Certaines conventions collectives permettent d’aller au-delà, avec jusqu’à 3 jours accordés dans les branches les plus favorables. Il faut donc vérifier ce que prévoit ta convention pour savoir si tu peux dépasser ce plafond légal de 2 jours.
L’employeur peut-il refuser un jour de fractionnement ?
Non. Dès lors que les conditions d’acquisition sont remplies, l’employeur ne peut pas refuser d’accorder les jours de fractionnement auxquels tu as droit. Ce refus constitue une infraction passible d’une amende de 1 500 euros par salarié concerné.
Deux exceptions existent néanmoins : un accord collectif ou une convention qui supprime expressément ce droit, ou une renonciation individuelle écrite et explicite du salarié. Sans l’un de ces deux cas, l’employeur est tenu d’accorder ces jours supplémentaires.
Peuvent-ils être compensés financièrement ?

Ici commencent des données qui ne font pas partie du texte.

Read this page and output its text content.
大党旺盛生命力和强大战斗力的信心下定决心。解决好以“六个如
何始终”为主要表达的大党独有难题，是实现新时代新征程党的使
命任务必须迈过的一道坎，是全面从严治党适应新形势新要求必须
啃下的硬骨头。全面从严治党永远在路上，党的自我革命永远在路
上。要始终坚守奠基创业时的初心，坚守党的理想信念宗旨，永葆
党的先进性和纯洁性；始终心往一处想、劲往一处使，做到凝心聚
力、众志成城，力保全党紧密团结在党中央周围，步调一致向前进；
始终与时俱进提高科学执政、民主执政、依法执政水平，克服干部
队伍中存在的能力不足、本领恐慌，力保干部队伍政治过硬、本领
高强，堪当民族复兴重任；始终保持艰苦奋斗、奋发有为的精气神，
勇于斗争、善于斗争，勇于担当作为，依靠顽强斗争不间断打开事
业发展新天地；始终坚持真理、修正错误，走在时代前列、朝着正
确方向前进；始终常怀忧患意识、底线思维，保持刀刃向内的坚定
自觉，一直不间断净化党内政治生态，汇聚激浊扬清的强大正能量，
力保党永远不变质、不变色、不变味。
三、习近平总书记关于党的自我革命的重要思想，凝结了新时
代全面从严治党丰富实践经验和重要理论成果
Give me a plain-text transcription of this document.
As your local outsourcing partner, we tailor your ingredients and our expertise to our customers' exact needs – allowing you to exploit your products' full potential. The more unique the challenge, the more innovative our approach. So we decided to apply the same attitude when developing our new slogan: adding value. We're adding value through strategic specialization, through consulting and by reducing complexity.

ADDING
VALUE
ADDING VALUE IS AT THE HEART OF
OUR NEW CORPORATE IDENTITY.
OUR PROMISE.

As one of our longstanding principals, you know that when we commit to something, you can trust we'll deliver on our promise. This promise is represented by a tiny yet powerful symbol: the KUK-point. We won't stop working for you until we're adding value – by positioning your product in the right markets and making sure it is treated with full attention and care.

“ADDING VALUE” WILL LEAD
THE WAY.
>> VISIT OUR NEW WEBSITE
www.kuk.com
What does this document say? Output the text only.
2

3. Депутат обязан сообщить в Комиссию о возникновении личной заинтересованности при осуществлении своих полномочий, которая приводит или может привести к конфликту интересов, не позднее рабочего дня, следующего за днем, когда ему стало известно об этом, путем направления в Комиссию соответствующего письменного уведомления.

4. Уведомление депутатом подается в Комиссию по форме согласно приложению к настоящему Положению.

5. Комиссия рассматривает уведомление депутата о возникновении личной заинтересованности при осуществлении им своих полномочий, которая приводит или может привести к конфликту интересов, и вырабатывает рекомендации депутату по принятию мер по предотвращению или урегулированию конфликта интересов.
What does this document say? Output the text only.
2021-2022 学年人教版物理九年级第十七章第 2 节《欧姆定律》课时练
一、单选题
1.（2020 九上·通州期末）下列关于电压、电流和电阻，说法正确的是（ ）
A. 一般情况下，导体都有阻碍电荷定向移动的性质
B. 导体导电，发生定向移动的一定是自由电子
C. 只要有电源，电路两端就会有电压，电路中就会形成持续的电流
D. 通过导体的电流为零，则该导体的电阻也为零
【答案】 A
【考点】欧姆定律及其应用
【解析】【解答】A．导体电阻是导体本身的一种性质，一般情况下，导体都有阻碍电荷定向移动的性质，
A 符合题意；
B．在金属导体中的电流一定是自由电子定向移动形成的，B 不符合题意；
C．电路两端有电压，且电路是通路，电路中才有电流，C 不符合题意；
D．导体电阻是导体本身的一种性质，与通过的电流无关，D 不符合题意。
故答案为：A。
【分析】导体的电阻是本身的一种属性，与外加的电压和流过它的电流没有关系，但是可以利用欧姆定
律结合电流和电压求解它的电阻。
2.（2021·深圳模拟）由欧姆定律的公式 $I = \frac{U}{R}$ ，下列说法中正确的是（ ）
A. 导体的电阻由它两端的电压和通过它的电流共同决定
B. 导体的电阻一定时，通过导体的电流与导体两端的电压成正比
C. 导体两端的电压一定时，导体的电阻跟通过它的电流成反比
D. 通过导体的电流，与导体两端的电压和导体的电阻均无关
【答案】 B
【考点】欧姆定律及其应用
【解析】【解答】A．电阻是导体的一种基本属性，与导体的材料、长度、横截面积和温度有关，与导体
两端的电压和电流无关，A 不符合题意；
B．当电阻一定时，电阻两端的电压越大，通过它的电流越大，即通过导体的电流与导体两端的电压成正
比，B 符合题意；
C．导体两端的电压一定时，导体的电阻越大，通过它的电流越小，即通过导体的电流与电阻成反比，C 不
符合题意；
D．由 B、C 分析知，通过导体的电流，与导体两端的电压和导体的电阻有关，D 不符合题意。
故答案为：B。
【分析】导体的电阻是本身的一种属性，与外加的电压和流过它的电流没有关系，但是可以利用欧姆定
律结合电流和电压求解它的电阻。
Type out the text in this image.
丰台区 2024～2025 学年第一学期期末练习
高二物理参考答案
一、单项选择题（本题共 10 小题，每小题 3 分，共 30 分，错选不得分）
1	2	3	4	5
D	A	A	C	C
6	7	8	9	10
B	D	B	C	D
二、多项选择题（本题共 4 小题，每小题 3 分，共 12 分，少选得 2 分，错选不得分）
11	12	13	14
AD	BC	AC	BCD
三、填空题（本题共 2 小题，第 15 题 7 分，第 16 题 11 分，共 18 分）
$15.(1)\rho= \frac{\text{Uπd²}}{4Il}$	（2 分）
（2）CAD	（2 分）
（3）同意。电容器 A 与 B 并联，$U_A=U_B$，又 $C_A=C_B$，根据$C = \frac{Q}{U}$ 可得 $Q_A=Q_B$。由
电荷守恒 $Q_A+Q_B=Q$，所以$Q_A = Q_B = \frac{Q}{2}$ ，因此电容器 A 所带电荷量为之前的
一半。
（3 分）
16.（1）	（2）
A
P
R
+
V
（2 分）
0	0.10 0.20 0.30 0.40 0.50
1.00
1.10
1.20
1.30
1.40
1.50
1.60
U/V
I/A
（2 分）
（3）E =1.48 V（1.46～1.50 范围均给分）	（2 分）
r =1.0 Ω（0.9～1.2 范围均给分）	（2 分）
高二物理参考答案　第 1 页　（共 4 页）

En règle générale, non. Les jours de fractionnement doivent être pris sous forme de repos et ne peuvent pas faire l’objet d’un paiement direct à la place de leur prise effective. La compensation financière n’est pas prévue par le code du travail dans le cadre normal d’une relation de travail en cours.
L’unique exception est le départ de l’entreprise : en cas de rupture du contrat de travail, les jours de fractionnement non pris sont intégrés dans l’indemnité compensatrice de congés payés versée dans le solde de tout compte.
Que deviennent-ils en cas de maladie ?
La loi du 22 avril 2024 a renforcé les droits des salariés en cas d’arrêt maladie ou d’accident. Lorsqu’un salarié est dans l’impossibilité de prendre ses congés payés en raison d’une maladie ou d’un accident, il bénéficie désormais d’une période de report de 15 mois pour utiliser ces congés.
Cette période de report commence à courir à partir du moment où l’employeur informe le salarié de ses droits après sa reprise du travail. Les jours de fractionnement acquis mais non pris suivent cette même logique : ils ne sont pas perdus du fait de l’arrêt maladie et peuvent être reportés dans ce délai.
Si la maladie survient avant que les conditions du fractionnement ne soient remplies, les droits seront calculés sur la base des congés effectivement pris et des périodes assimilées à du travail effectif, selon les règles applicables à la période de référence concernée.